Wendy Sutton

Wendy at the Chimney Rock Great House

Profile: Dr.Wendy Sutton is the Pagosa District Archaeologist for San Juan National Forest, with particular responsibility for the Chimney Rock Archaeological Area.  She has worked in archaeology for over 25 years, working in multiple regions within North America and the Middle East. In her career she has worked in contract archaeology, and as federal archaeologist for the Bureau of Land Management and the Forest Service; she has taught at multiple colleges and universities, and has designed and taught programs in archaeology education in the public schools. She received bachelor’s degrees in Anthropology and Mesopotamian Art & Archaeology from the University of California, Berkeley, and holds an M.A. and Ph.D. in Anthropology from Columbia University. Past honors include being a Mellon Scholar and Visiting Scholar at the George Frison Archaeological Institute (University of Wyoming).

presentation: “Confessions from the Mainstream”: The Development of Archaeological Thought, Site Management, and Archaeoastronomy”

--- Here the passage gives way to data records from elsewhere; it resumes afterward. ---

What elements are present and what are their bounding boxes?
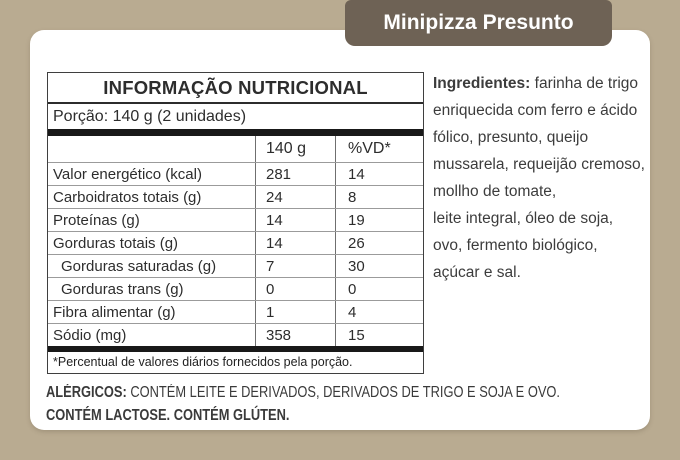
col-header-amount: 140 g bbox=[255, 136, 335, 162]
product-title: Minipizza Presunto bbox=[383, 11, 574, 34]
ingredients-line: mollho de tomate, bbox=[433, 183, 557, 200]
ingredients-label: Ingredientes: bbox=[433, 75, 531, 92]
table-title: INFORMAÇÃO NUTRICIONAL bbox=[48, 73, 423, 104]
allergens-text-2: CONTÉM LACTOSE. CONTÉM GLÚTEN. bbox=[46, 407, 290, 424]
table-row: Proteínas (g) 14 19 bbox=[48, 208, 423, 231]
row-vd: 30 bbox=[335, 255, 423, 277]
table-row: Gorduras totais (g) 14 26 bbox=[48, 231, 423, 254]
divider-thick-top bbox=[48, 129, 423, 136]
row-vd: 14 bbox=[335, 163, 423, 185]
ingredients-line: leite integral, óleo de soja, bbox=[433, 210, 614, 227]
allergens-label: ALÉRGICOS: bbox=[46, 384, 127, 401]
table-body: Valor energético (kcal) 281 14 Carboidra… bbox=[48, 162, 423, 346]
allergens-line: ALÉRGICOS: CONTÉM LEITE E DERIVADOS, DER… bbox=[46, 381, 660, 404]
allergens-text-1: CONTÉM LEITE E DERIVADOS, DERIVADOS DE T… bbox=[130, 384, 560, 401]
ingredients-line: enriquecida com ferro e ácido bbox=[433, 102, 638, 119]
ingredients-block: Ingredientes: farinha de trigo enriqueci… bbox=[433, 70, 648, 286]
row-vd: 26 bbox=[335, 232, 423, 254]
row-vd: 0 bbox=[335, 278, 423, 300]
row-vd: 15 bbox=[335, 324, 423, 346]
table-row: Gorduras trans (g) 0 0 bbox=[48, 277, 423, 300]
row-label: Carboidratos totais (g) bbox=[53, 188, 202, 206]
row-label: Gorduras trans (g) bbox=[61, 280, 184, 298]
row-label: Valor energético (kcal) bbox=[53, 165, 202, 183]
row-vd: 8 bbox=[335, 186, 423, 208]
portion-text: Porção: 140 g (2 unidades) bbox=[53, 107, 247, 125]
row-amount: 281 bbox=[255, 163, 335, 185]
col-header-vd: %VD* bbox=[335, 136, 423, 162]
row-amount: 358 bbox=[255, 324, 335, 346]
row-amount: 0 bbox=[255, 278, 335, 300]
ingredients-line: mussarela, requeijão cremoso, bbox=[433, 156, 645, 173]
ingredients-line: Ingredientes: farinha de trigo bbox=[433, 70, 648, 97]
table-row: Carboidratos totais (g) 24 8 bbox=[48, 185, 423, 208]
table-row: Valor energético (kcal) 281 14 bbox=[48, 162, 423, 185]
col-header-spacer bbox=[48, 136, 255, 162]
table-row: Fibra alimentar (g) 1 4 bbox=[48, 300, 423, 323]
row-amount: 14 bbox=[255, 209, 335, 231]
row-amount: 14 bbox=[255, 232, 335, 254]
divider-thick-bottom bbox=[48, 346, 423, 352]
table-footnote: *Percentual de valores diários fornecido… bbox=[53, 355, 353, 369]
ingredients-line: fólico, presunto, queijo bbox=[433, 129, 589, 146]
row-label: Gorduras saturadas (g) bbox=[61, 257, 217, 275]
row-amount: 24 bbox=[255, 186, 335, 208]
ingredients-lines: enriquecida com ferro e ácido fólico, pre… bbox=[433, 97, 648, 286]
allergens-block: ALÉRGICOS: CONTÉM LEITE E DERIVADOS, DER… bbox=[46, 381, 660, 427]
row-vd: 19 bbox=[335, 209, 423, 231]
table-row: Gorduras saturadas (g) 7 30 bbox=[48, 254, 423, 277]
ingredients-text: farinha de trigo bbox=[534, 75, 639, 92]
row-label: Sódio (mg) bbox=[53, 326, 127, 344]
nutrition-table: INFORMAÇÃO NUTRICIONAL Porção: 140 g (2 … bbox=[47, 72, 424, 374]
table-row: Sódio (mg) 358 15 bbox=[48, 323, 423, 346]
row-vd: 4 bbox=[335, 301, 423, 323]
table-header-row: 140 g %VD* bbox=[48, 136, 423, 162]
row-amount: 1 bbox=[255, 301, 335, 323]
row-label: Fibra alimentar (g) bbox=[53, 303, 176, 321]
row-label: Proteínas (g) bbox=[53, 211, 140, 229]
row-label: Gorduras totais (g) bbox=[53, 234, 179, 252]
ingredients-line: ovo, fermento biológico, bbox=[433, 237, 598, 254]
product-title-badge: Minipizza Presunto bbox=[345, 0, 612, 46]
ingredients-line: açúcar e sal. bbox=[433, 264, 521, 281]
row-amount: 7 bbox=[255, 255, 335, 277]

abstract: It is only recently that science, religion, and history have separated. Throughout most of history (and prehistory) there was no dichotomy between religion and science. Indeed, early scientific knowledge and observations were probably made, maintained, recorded and passed down by community leaders with religious responsibilities. Today we have more divisions within the historical and scientific community.  Modern archaeologists have backgrounds in a variety of fields including history, classics, and anthropology. Those studying Archaeoastronomy hail from diverse backgrounds, applying different approaches to their research based on their individual backgrounds and available data. Some of us have written records to consult, some do not. Although we may have different resources to work with, whether we work in the Ancient Near East, or the American Southwest, we have similar questions and management challenges. Working with archaeological sites where astronomical alignments have been recognized challenges us to bridge our modern constructs and disciplinary boundaries. Through an interdisciplinary approach to Archaeoastronomy we enrich our understanding of ancient astronomical knowledge and can best interpret these findings to the public.